The cirques, or great amphitheatres of mountains, are a characteristic of the Pyrenees, and the Cirque de Gavarnie is the king of them all. It represents, very nearly, a sheer perpendicular wall rising to a height of five hundred metres, and three thousand five hundred metres in circumference. Perpetual snow is an accompaniment of some of its gorges and neighbouring peaks, and twelve cascades tumble down its rock walls at various points. There is nothing quite so impressive in the world—outside Yosemite or the Yellowstone.
Gavarnie, its cirque and its village, is the natural wonder of the Pyrenees. Said Victor Hugo: “Grand nom, petit village.” To explore the Cirque de Gavarnie is a passion with many; when you get in this state of mind you become what the touring Frenchman knows as a “gavarniste,” as an Alpine climber becomes an “alpiniste.”

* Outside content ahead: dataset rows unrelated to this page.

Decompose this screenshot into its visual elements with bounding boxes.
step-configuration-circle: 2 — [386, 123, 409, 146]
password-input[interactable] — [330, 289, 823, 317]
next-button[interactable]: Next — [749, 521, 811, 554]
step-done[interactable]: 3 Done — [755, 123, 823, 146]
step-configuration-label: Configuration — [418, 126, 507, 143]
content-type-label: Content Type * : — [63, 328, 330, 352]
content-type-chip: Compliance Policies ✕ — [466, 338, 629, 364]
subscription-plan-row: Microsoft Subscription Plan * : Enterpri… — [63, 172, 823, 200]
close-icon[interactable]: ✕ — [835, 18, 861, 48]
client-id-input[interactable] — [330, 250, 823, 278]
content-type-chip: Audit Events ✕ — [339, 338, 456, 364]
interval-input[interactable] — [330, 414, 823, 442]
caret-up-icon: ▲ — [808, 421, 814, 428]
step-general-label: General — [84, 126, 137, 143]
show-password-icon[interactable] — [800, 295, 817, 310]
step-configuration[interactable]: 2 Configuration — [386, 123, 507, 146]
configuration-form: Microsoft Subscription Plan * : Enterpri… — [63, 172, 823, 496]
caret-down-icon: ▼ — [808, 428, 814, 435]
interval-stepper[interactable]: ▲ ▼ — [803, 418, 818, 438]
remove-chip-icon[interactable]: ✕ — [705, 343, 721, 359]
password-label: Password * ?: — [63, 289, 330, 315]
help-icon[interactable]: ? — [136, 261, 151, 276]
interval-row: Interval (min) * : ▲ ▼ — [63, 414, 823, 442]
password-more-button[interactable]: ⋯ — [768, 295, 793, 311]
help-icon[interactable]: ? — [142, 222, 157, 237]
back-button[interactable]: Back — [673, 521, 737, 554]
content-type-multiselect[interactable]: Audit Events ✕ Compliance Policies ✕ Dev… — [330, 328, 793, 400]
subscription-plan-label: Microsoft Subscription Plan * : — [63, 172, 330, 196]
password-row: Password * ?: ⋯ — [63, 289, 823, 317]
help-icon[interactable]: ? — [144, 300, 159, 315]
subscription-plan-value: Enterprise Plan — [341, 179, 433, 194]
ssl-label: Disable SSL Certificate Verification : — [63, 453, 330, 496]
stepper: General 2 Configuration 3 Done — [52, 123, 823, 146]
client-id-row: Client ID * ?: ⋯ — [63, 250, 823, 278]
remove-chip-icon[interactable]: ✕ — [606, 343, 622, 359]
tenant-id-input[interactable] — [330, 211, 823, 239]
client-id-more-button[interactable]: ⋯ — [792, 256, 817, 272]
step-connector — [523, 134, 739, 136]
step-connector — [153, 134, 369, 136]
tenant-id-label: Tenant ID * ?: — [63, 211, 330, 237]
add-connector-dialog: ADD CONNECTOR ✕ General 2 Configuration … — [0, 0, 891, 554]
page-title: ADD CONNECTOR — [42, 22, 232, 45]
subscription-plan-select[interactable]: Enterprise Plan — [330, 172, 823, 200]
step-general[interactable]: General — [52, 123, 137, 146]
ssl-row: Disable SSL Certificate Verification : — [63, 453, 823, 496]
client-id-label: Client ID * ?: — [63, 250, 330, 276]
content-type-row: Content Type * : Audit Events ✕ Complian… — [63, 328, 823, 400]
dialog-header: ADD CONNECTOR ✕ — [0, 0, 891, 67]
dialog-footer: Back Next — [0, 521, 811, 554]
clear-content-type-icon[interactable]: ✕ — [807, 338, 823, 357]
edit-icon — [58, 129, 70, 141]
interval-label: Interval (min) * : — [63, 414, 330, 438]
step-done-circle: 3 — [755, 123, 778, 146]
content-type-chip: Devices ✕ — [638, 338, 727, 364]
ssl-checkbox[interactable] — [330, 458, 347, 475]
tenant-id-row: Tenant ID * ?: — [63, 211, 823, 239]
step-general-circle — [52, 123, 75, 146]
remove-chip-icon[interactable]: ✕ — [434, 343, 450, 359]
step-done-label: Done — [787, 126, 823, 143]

As for the climate of the Pyrenees, it is, for a mountain region, soft and mild; not so mild as that of the French Riviera perhaps, nor of Barcelona, nor San Sebastian in Spain, but on the whole not cold, and certainly more humid than in the Alpes-Maritimes, on the Côte d’Azur.
Generally blowing from the northwest in winter, the wind accumulates great masses of cloud in the bight of the Golfe de Gascogne and sweeps them up against the barrier of the Pyrenees, there to be held in suspension until an exceedingly stiff wind blows them away or the sun burns them off. The French Riviera is cursed with the mistral, but it has the blessing of almost continual sunshine, while in the Pyrénées-Occidentales the wind is less strong as it comes only from the sea in the northwest, instead of from the north by the Rhône valley, and the “disagreeable months” (November, December and January) often bring damp and humid, if not frigidly cold weather with them.
The rainfall is often as much as eight decimetres per annum in the Landes, one metre in the Pyrenees proper, and a metre and a half in the Basque country. The average rainfall for France is approximately eight decimetres, perhaps thirty-two inches.
In the Pyrenees the temperature is, normally, neither very hot nor very cold. Perpignan is the warmest in winter. Its average is 15° Centigrade (59° F.), about that of Nice, whilst that for France is 6° Centigrade (43° F.).
The climate of the Pyrenees comes within the climat Girondin, and the average for the year is 13° Centigrade. The climat-maritime is a further division, and is considerably more elevated in degree. This comes from the western and northwestern winds off the sea, which, it may be remarked, almost invariably bring rain with them. At Montauban the saying is: “Montagne claire, Bordeaux obscure, pluie à coup sur.” In Gascogne: “Jamais pluie au printemps ne passe pour mauvais temps.” At Bordeaux the average summer temperature is but 29° Centigrade, at Toulouse 21.5° Centigrade and Pau about the same, with a winter temperature often 4° or 5° below zero Centigrade.